Sonra tatlı esen rüzgar hayat ağacının yapraklarından bir tanesini koparıp katar önüme. Süzülerek dans eden yaprağın ardına takılıp mutlu mutlu sürüklenirim Adiğe ülkesine. Evlerin duvarlarından geçerek yanınıza gelirim.

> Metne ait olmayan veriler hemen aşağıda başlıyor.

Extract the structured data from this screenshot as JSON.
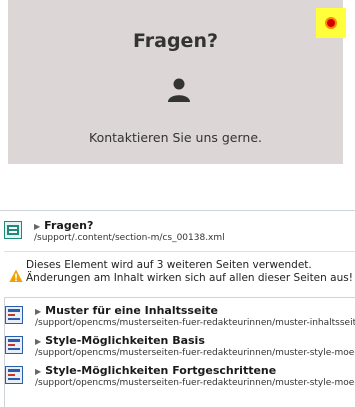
{
  "card": {
    "title": "Fragen?",
    "text": "Kontaktieren Sie uns gerne."
  },
  "element": {
    "title": "Fragen?",
    "path": "/support/.content/section-m/cs_00138.xml"
  },
  "warning": {
    "line1": "Dieses Element wird auf 3 weiteren Seiten verwendet.",
    "line2": "Änderungen am Inhalt wirken sich auf allen dieser Seiten aus!"
  },
  "pages": [
    {
      "title": "Muster für eine Inhaltsseite",
      "path": "/support/opencms/musterseiten-fuer-redakteurinnen/muster-inhaltsseite/i"
    },
    {
      "title": "Style-Möglichkeiten Basis",
      "path": "/support/opencms/musterseiten-fuer-redakteurinnen/muster-style-moeglic"
    },
    {
      "title": "Style-Möglichkeiten Fortgeschrittene",
      "path": "/support/opencms/musterseiten-fuer-redakteurinnen/muster-style-moeglic"
    }
  ],
  "icons": {
    "person": "person-icon",
    "element": "content-element-icon",
    "warning": "warning-icon",
    "page": "page-icon",
    "expand": "expand-arrow-icon"
  },
  "colors": {
    "card_bg": "#ddd6d6",
    "edit_point": "#ffff3c",
    "warning": "#f0a000",
    "element_icon": "#1f8a7a",
    "page_icon": "#2b5ea8"
  }
}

Rüzgar yüzünüzü okşadığında, yaprak kalbinizin üstüne yavaşça düştüğünde ben de rüyalarınıza sızıp belleklerinizden hikayeler toplarım ruhlarınız duymadan.

 

Ve her gece Bjamiy’in tılsımıyla topladığım öyküleri kulaklarınıza fısıldadığımda, siz de bu rüyayı daha önce gördüğünüzü düşünürsünüz ya!

İşte o an gözlerim kuzey yıldızı gibi parlar ve ışıltılı bir tebessüm oturur dudaklarımın kenarına…

Yorumlar (1)
  1. Dursun Kuzucu on said:

    Dilek Hanım, Elinize yureğinize sağlık, sizler böyle “biz” leri konu edip kaygı, umut konusu ettikçe, umudumuz artıyor, evet var olacağız, umudumuz olacak, “biz” kalmayı yürekten isteyenlerin çoğalması dileğiyle.